Razman Minta Penegak Hukum Usut Tuntas Kasus Markup Anggaran Damkar Depok

Razman Arif Nasution kuasa hukum Sandi Butar Butar di kantornya di Kuningan Jakarta Senin,(19/4).

Akuratnews.com- Kedua institusi penegskan hukum yakni Kejaksaan Negeri (Kejari) dan Polres Metro (Polrestro) Depok diminta usut tuntas kasus dugaan markup anggaran di Dinas Pemadam Kebakaran dan Penyelamatan (DPKP) Kota Depok.

Pegawai honorer DPKP Kota Depok Sandi Butar Butar melalui kuasa hukumnya Razman Arif Nasution mengungkapkan hal itu di kantornya kawasan Kuningan, Jakarta Selatan, Senin,(19/4).

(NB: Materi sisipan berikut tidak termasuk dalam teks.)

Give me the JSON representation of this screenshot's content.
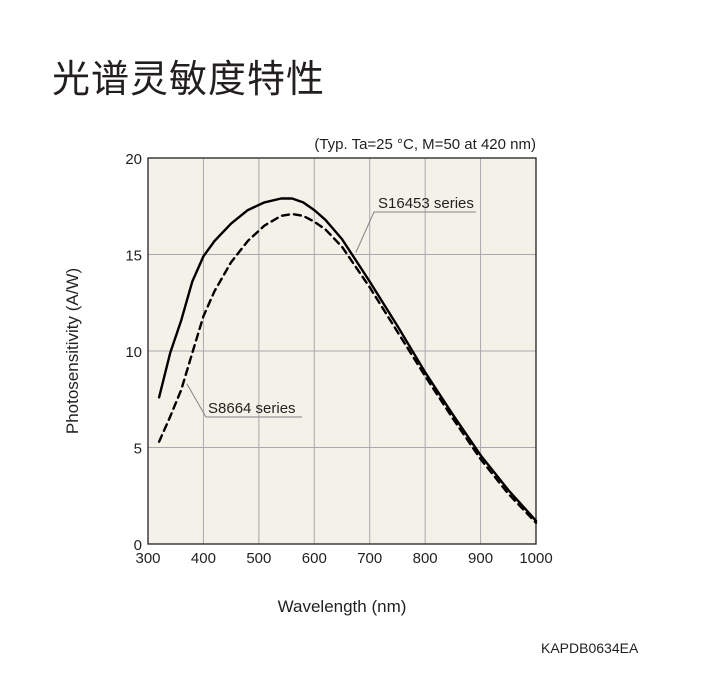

Dia menegaskan bahwa yang paling penting kami minta Kejari di bawah pengawasan Kejagung, Polretro Metro Depok di bawah pengawasan Kapolda dan Kapolri untuk usut tuntas kasus ini.

"Dalam kasus ini kami minta Kejari dan Polrestro Depok untuk mengusut tuntas kasus dugaan markup anggaran ini", kata Razman.

Dugaan korupsi itu, terang Razman, meliputi mark up atau penggelembungan harga sepatu hingga Pakaian Dinas Lapangan (PDL) petugas Damkar Kota Depok.

Menurut Razman, dari rangkaian cerita Sandi, pihaknya menduga ini melibatkan orang tertinggi di Depok.

"Kalau ini terjadi, maka orang tertinggi di Kota Depok yang kami maksud dalam rangka penegakan keadilan, periksa Wali Kota Depok", tegas Razman.

Dahulu, katanya, Damkar Depok juga punya bermasalah secara nasional. "Saya masih ingat. Dulu mobilnya yang bermasalah. Nah bukan tidak mungkin ada korupsi", imbuhnya.

"Ini bisa jadi pintu masuk kepada Polisi, Jaksa dan KPK untuk usut kasus yang terjadi di penggunaan dana Covid-19 di tiap kota, kabupaten yang ada di Indonesia", tambah Razman.

Dari keterangan Sandi, adanya dugaan markup harga sepatu pemadam kebakaran dan PDL atau pakaian dinas lapangan, ini terjadi sejak tahun 2018, 2019 lalu.

Sandi melaporkan secara resmi dugaan itu ke Kejaksaan Negeri Depok lengkap dengan barang bukti pada Rabu 14 April 2021. Kini kasusnya dalam penyelidikan lebih lanjut.

Sejauh ini, pihak Kejari Depok telah memanggil 12 orang untuk dimintai keterangan oleh penyidik ​​yang terkait kasus dugaan korupsi tersebut.

Di antaranya ada mantan Sekretaris Damkar Depok, Ruswanda dan bendahara bernama Asep Iman. Sedangkan untuk pemanggilan kepala dinas belum dilakukan pihak Kejari Depok.